Вильям Боучемп был не менее благородного происхождения, чем Херефорд, материально от него не зависел, поэтому разозлился. Он по гроб был обязан ему за обучение военному мастерству, но, будучи дворянином, вовсе не должен, считал Вильям, сносить от патрона оскорбления.
– Вы будете вправе говорить со мной таким тоном, если только я подведу вас, не ранее. Если же…
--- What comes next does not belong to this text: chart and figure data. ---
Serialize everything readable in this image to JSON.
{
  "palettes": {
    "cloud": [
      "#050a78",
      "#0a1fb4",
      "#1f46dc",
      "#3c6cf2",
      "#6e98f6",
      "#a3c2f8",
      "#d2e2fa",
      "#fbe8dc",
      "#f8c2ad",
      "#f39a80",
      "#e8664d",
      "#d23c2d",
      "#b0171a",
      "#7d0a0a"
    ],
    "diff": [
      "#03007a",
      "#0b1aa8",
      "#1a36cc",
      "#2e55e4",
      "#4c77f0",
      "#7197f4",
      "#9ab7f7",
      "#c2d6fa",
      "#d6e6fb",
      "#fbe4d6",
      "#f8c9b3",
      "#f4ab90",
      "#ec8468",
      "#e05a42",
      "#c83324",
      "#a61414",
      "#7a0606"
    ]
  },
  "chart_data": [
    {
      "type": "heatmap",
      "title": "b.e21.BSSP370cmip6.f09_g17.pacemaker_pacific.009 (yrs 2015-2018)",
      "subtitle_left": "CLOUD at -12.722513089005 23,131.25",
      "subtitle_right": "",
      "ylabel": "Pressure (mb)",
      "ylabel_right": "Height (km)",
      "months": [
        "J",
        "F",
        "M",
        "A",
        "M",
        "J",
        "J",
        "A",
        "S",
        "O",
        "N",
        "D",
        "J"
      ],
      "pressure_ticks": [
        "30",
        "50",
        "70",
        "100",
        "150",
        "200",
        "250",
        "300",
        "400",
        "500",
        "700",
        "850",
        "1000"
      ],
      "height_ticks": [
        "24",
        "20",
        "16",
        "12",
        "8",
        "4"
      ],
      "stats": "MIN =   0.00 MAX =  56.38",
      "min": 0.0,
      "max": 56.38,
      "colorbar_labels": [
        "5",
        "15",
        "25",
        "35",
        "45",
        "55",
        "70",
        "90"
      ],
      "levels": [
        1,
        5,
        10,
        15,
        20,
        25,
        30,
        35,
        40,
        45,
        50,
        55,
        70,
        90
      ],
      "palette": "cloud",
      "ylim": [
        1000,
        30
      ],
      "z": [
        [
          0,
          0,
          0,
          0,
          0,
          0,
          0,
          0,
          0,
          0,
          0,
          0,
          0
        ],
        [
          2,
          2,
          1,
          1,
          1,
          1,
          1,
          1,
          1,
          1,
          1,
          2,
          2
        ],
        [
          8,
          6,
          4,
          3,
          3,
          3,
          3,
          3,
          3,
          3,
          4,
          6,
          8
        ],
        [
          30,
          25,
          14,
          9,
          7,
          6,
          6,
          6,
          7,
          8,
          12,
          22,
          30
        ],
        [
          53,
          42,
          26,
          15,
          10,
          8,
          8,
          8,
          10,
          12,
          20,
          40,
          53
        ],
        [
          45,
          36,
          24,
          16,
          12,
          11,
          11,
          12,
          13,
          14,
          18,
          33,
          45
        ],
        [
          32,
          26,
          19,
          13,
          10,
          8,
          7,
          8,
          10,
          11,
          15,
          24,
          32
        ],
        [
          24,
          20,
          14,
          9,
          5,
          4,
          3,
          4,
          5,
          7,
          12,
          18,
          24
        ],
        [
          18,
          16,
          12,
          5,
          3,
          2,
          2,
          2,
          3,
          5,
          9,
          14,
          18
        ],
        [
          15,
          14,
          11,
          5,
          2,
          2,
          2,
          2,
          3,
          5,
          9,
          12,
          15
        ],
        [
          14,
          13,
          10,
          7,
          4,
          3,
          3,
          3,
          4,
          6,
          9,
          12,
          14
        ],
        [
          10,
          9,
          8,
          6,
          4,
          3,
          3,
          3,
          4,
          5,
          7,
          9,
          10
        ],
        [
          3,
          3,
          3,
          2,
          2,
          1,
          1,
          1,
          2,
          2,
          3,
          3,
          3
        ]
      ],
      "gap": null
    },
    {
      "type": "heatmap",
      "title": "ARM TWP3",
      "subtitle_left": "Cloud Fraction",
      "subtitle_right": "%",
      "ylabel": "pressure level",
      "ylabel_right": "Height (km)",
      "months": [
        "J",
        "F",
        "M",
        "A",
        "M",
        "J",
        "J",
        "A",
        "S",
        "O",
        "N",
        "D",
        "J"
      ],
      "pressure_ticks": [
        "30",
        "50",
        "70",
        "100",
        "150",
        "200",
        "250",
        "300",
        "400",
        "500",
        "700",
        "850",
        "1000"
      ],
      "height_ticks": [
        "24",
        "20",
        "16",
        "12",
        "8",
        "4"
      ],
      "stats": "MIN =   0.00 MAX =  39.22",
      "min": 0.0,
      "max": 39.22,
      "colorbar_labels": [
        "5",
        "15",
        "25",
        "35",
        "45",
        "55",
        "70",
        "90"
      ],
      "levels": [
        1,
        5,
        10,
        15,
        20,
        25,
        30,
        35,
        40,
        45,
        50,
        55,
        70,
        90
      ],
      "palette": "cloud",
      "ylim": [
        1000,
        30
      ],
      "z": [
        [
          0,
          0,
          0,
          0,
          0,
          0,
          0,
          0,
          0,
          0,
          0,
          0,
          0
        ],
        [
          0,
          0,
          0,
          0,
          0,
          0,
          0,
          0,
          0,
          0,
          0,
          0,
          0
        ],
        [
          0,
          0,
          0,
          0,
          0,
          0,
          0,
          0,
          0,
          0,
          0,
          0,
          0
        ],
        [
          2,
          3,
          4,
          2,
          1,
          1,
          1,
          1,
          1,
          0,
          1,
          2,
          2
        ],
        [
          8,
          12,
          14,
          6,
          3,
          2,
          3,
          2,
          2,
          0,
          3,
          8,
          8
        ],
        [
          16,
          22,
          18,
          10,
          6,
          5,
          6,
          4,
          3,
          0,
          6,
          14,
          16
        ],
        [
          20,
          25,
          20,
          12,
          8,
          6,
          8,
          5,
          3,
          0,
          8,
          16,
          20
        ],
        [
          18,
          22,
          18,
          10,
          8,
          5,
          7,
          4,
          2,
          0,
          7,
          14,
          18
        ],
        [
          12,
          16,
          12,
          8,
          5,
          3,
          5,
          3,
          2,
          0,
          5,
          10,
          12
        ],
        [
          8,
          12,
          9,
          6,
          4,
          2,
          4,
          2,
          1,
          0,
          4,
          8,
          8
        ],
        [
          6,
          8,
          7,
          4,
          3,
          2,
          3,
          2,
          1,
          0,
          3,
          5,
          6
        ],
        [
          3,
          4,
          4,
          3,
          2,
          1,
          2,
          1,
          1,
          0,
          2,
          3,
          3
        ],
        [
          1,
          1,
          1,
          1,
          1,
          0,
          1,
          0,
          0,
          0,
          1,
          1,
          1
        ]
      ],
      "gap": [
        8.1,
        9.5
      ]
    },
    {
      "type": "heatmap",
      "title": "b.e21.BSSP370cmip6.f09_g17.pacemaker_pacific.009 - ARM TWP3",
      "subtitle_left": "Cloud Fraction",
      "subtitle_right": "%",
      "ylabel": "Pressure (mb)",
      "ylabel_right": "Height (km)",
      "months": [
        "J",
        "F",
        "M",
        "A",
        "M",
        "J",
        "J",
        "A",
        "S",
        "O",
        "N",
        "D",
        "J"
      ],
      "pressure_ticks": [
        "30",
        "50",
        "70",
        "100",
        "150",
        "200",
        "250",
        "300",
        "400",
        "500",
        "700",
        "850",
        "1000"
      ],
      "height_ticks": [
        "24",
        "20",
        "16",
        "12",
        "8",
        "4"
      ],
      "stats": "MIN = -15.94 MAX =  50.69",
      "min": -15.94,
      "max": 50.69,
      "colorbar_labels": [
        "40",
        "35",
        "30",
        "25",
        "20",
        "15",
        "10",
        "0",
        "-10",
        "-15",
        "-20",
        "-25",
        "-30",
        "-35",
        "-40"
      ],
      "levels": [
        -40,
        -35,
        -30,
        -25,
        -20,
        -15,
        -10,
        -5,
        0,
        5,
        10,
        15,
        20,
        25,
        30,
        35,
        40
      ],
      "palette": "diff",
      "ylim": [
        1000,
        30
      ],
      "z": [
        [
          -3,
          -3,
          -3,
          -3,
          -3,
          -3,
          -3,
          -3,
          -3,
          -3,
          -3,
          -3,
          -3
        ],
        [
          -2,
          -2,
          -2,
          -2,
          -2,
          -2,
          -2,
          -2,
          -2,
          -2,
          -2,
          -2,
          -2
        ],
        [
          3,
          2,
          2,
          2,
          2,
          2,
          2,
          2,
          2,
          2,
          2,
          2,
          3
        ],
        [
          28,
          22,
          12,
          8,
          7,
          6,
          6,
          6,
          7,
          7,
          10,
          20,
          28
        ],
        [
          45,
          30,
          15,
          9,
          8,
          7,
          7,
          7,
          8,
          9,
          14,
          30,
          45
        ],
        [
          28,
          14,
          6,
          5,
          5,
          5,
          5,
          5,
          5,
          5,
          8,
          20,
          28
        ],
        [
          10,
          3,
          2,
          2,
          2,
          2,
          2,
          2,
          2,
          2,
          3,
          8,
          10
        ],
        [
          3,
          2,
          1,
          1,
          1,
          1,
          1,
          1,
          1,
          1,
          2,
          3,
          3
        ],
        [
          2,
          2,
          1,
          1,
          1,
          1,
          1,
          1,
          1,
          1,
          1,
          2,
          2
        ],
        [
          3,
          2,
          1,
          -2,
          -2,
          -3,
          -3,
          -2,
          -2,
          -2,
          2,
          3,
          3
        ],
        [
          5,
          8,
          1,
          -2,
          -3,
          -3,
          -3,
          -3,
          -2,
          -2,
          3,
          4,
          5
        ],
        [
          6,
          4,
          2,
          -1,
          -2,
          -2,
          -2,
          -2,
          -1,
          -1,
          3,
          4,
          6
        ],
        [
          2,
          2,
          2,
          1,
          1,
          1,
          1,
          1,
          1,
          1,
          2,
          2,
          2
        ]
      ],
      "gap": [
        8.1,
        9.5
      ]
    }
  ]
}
– Попридержи язык, Вильям. За тебя я несу ответственность перед твоим отцом. Что я ему скажу, если твоя ударная рука окажется покалеченной? Так что позаботься о ней, старайся не натрудить, а когда приедем в Пейнскасл, покажи леди Ли.
Боучемп повернул назад, кипя от гнева. Ившем встретил его смехом:
– Что, попало?
– Нет, Ившем, тут дело не в бабах, даже эта Честер, этот черт в юбке, не могла бы так его накрутить!
Вильям Боучемп был совершенно прав, ибо Херефорд, не умея думать обо всем сразу, был целиком поглощен уже другой заботой, забыв даже о существовании Элизабет. Он пытался понять, откуда у него предчувствие неудачи, и снова перебирал в памяти все подробности своей встречи с Гонтом и Глостером. Понять было невозможно. Все, что касалось его планов, как он их представлял другим, выглядело привлекательным. Херефорд предполагал атаковать королевские крепости в марте, сразу как земля просохнет после весенней распутицы. Это, безусловно, заставит Стефана покинуть Лондон и лишит его хитрых советов королевы Мод, получающей сведения о ходе восстания от своей шпионской сети. Если заговорщики на предстоящей встрече договорятся с Хью Бигодом, тот выступит через неделю-две и увлечет его сына Юстаса на северо-восток. Пока король с Юстасом будут поглощены защитой своей жизни и имущества, Генрих сможет в апреле тайно и в полной безопасности высадиться в Англии. Получив свободу действий, они с Генрихом отправятся на север и воссоединятся с войском Честера. Тогда Херефорд сможет оставить значительную часть своих сил для проведения отвлекающих операций.